Monthly Archives: January 2016

What Would I Do With $1.5 Billion

$1.5 billion over 29 years.

– or –

$930 million cash value.

 

$1,500,000,000 is $1.5 billion.

 

The rules say 30 payments over 29 years. This would be $50 million a payment averaging to $51,724,137.93 a year. Even assuming that two-thirds go to taxes, that is $16,666,666.66 a payment or $17,241,379.31 a year. Assuming one-third of the lump sum, $309,999,999.99 or the equivalent of 17.98 years of payments.

 

Somehow this reminds me of the movie Looper where we see the time-lapse of Joe as he leads his life between when he closes his loop and goes to die. I keep thinking, “No, no, I won’t change,” but how does such a colossal stream of money affect your life? Certainly, not in good ways.

 

My mind keeps travelling to what I would do. The answer is all small potatoes. I could settle everything: mortgage, student loans, debts, maintenance, all without breaking below the first $16 million payment. Each year, a new crash of money would wash ashore in my bank account with that first “1” vanishing to taxes.

I think I would travel, which probably means I’ll get kidnapped. I think I would return to writing and composing music. I would probably want to return to studying something. I don’t want to sell my house. I wouldn’t quit my job, at least until spring.

 

Being presented with the prospect of winning the jackpot has placed me in a philosophical conundrum. I lead a comfortable life, where I want to live, doing a job that I find enjoyment in, a job which I can walk to every day. My car works. I don’t starve. Yet, why do I feel the need to be stingy with the money? Why am I enticed by the prospect of investing the funds rather than donating them?

 

When I compare the jackpot to my present life, I realize that I enjoy living a small, modest life. I don’t care for extravagance or material things. I think about my job and I think about how quiet and insignificant it is. The importance of my job is high to my employer, but I don’t think the required technical skill is high and I don’t think from the grand, historical perspective of humanity’s achievements that my work is meaningful. It is the collection of molecules in a drop of water in motion on the ocean. It is in this insignificance that I find peace and the safety of anonymity in my work. I am not the tide which moves the ocean, but rather the dampness which touches a patch of sand on a lonely beach.

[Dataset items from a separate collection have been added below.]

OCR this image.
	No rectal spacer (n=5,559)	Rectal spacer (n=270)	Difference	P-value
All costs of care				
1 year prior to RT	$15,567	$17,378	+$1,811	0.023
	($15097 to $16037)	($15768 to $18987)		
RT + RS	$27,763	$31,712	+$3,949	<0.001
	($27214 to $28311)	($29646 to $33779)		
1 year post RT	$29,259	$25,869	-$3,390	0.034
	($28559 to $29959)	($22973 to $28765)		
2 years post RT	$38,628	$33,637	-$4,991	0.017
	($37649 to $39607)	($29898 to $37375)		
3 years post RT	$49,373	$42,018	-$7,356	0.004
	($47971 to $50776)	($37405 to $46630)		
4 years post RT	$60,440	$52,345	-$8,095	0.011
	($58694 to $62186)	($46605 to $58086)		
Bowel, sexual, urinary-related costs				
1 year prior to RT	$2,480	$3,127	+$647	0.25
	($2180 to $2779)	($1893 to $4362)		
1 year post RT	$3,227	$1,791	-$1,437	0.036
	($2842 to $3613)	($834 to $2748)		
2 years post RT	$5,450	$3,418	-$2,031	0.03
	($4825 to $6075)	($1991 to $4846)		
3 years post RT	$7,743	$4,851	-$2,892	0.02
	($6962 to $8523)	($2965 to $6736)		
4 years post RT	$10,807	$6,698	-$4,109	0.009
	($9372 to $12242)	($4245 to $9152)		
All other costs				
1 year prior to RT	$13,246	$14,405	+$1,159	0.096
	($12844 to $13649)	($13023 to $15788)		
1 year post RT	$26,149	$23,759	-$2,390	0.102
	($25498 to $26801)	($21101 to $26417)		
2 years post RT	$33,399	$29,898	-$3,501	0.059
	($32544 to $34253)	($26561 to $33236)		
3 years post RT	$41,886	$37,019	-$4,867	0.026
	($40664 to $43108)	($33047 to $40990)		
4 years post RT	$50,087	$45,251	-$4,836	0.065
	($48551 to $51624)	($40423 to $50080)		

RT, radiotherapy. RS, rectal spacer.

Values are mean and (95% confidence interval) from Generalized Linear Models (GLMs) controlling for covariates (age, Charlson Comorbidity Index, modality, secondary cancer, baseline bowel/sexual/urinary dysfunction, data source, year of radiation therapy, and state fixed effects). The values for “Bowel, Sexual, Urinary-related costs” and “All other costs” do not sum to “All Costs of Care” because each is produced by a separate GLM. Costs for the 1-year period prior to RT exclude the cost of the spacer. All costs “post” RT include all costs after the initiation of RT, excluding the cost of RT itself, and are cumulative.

If I won the jackpot, my anonymity will be lost. Many will be the desperate hands for alms. There will be those who will be curious and I will give answers which will leave listeners unsatisfied and disturbed. Perhaps my house will be plundered and destroyed, over and over again, forcing me to use millions to rebuild it every time. Perhaps I will be assaulted by a trail of auditors and accountants and attorneys stretching down my driveway and around the block, deviously devising ways to liquidate my winnings. Will the curtain of control be rent asunder and I become enslaved by my yearly deluge of wealth?

Who would accept me if I remained frugal? Who loves a cheap person? How could I take a wife who would not be tempted by instant divorce to seize my holdings?

 

I stare at my ticket.

 

I picked one set of numbers and autofilled two more. My 3 entries cost $6 total and I know that what once was my $6 is going to someone else.

 

This has been a good exercise of self-analysis.

 

In Other News – My 79 year old Grandfather said he bought a ticket. I wonder what he would do if he won $1.5 billion? Clearly take the cash option.